According to the report, the "economic stability" decisions announced by the government on January 24, 1980 and the military coup on September 12 paved the way for the policies of privatization, which would be adopted during late Turgut Özal's term in office as the Prime Minister after the coup.
Against this backdrop, the report has manifested that while 68 billion dollars of privatization have been done since 1980, 60 billions of this have been undertaken in the era of the ruling Justice and Development Party (AKP).
"The entire accumulation of the Republic has been destroyed," the report has protested within this context, noting that the erosion of workers' wages has reached record high levels. According to the report, while the minimum was over 3.4 percent of per capita income, it is now below 40-45 percent.
The report has calculated that if the minimum wage had been increased depending on the increase in the per capita income after 1978, the minimum wage would be 4 thousand 507 lira today. However, the current minimum wage is 2 thousand 558 lira in Turkey.
Drawing a parallel between the post-coup era and today, the report has indicated that one of the first things that was done after the coup in 1980 was to cut severance pay and premiums of workers.

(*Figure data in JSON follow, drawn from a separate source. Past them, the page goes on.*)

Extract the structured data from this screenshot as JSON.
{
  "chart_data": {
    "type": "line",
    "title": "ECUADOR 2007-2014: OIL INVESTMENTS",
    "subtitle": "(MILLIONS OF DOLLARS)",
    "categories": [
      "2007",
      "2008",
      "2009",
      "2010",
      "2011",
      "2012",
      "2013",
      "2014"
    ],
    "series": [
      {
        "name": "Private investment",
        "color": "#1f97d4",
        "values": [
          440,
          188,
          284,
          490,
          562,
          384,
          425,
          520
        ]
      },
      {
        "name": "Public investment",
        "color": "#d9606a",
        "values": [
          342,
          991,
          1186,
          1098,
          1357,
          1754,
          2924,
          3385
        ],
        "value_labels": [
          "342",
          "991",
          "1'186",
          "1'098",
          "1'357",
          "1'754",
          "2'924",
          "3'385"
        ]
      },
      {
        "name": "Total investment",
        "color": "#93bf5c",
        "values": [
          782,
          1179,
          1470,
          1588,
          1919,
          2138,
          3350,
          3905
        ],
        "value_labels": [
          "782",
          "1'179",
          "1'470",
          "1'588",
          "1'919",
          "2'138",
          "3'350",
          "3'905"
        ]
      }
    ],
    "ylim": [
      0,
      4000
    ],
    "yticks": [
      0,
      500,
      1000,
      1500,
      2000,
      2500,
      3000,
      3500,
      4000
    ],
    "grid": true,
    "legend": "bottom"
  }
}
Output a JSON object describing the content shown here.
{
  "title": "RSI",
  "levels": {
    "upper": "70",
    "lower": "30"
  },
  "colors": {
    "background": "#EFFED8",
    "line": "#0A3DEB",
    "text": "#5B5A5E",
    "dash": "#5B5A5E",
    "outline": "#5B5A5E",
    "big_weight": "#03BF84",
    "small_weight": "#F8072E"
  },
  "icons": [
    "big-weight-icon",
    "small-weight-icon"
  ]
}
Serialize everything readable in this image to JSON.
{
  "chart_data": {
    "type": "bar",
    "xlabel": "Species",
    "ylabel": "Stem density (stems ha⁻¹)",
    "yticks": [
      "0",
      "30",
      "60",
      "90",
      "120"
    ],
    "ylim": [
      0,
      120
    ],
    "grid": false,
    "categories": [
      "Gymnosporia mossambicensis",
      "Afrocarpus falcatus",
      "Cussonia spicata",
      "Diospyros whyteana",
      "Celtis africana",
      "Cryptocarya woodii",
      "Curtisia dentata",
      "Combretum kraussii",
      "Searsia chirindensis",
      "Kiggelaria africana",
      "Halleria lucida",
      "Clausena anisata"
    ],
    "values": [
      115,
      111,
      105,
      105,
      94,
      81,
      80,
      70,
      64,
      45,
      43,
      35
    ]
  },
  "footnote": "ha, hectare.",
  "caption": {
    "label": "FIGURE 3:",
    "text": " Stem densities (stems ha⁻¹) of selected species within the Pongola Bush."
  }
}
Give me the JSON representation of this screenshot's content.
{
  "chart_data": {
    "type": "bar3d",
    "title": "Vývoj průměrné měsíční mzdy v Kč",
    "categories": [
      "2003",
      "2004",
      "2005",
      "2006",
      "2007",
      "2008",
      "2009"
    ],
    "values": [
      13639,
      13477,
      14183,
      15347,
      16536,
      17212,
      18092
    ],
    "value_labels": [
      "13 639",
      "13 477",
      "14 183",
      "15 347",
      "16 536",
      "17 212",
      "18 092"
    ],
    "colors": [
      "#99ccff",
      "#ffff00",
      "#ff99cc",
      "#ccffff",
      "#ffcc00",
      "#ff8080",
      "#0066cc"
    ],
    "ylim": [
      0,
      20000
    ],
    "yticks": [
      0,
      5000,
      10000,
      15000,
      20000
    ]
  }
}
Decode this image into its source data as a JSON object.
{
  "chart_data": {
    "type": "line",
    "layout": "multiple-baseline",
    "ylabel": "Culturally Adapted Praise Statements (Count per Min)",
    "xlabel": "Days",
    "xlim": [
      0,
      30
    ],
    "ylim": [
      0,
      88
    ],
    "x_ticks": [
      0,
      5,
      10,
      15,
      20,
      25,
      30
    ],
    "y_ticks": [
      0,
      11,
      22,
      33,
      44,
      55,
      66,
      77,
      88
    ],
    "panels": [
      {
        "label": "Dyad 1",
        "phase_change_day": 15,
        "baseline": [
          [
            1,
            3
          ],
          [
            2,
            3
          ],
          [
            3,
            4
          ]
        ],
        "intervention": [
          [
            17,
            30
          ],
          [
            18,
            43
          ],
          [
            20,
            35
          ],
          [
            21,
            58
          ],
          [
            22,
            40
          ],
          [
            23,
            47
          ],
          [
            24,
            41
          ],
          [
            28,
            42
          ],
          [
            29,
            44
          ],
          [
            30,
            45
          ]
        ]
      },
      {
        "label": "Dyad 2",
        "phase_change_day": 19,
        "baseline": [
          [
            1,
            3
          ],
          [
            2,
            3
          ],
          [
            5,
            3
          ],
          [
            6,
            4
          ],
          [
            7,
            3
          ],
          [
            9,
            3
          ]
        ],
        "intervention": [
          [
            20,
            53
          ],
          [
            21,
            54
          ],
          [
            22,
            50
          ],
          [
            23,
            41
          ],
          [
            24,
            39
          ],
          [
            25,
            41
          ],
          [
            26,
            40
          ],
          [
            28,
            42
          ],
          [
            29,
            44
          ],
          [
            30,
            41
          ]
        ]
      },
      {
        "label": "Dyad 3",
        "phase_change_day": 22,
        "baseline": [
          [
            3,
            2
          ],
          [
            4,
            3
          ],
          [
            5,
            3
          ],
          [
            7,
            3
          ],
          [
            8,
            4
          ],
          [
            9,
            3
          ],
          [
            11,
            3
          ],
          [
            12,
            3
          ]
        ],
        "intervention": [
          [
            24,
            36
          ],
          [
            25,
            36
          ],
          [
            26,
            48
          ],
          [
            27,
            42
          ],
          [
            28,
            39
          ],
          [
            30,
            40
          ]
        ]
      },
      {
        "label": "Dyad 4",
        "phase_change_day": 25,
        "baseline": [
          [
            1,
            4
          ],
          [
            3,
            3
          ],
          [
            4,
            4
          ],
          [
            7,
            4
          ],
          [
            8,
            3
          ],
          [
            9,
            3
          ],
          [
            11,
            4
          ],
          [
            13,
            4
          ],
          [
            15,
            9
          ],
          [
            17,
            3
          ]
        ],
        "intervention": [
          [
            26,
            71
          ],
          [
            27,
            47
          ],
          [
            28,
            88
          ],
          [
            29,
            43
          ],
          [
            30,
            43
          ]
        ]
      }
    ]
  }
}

According to the report, while the severance was 7.5 times higher than the minimum wage in 1978, the link between the two was severed in 1982, which has led to a rapid decrease in the severance pay.
After the AKP came to power in 2002, the severance pay was 4.4 times higher than the minimum wage in 2003. However, in 2020, the upper limit of the severance pay is now 2.4 times higher than the minimum wage. The share of the public institutions in employment has also deteriorated in 40 years. While 36 percent of all insured workers were civil servants in 1980, this share dropped to 8 percent in 2015 as a result of privatization.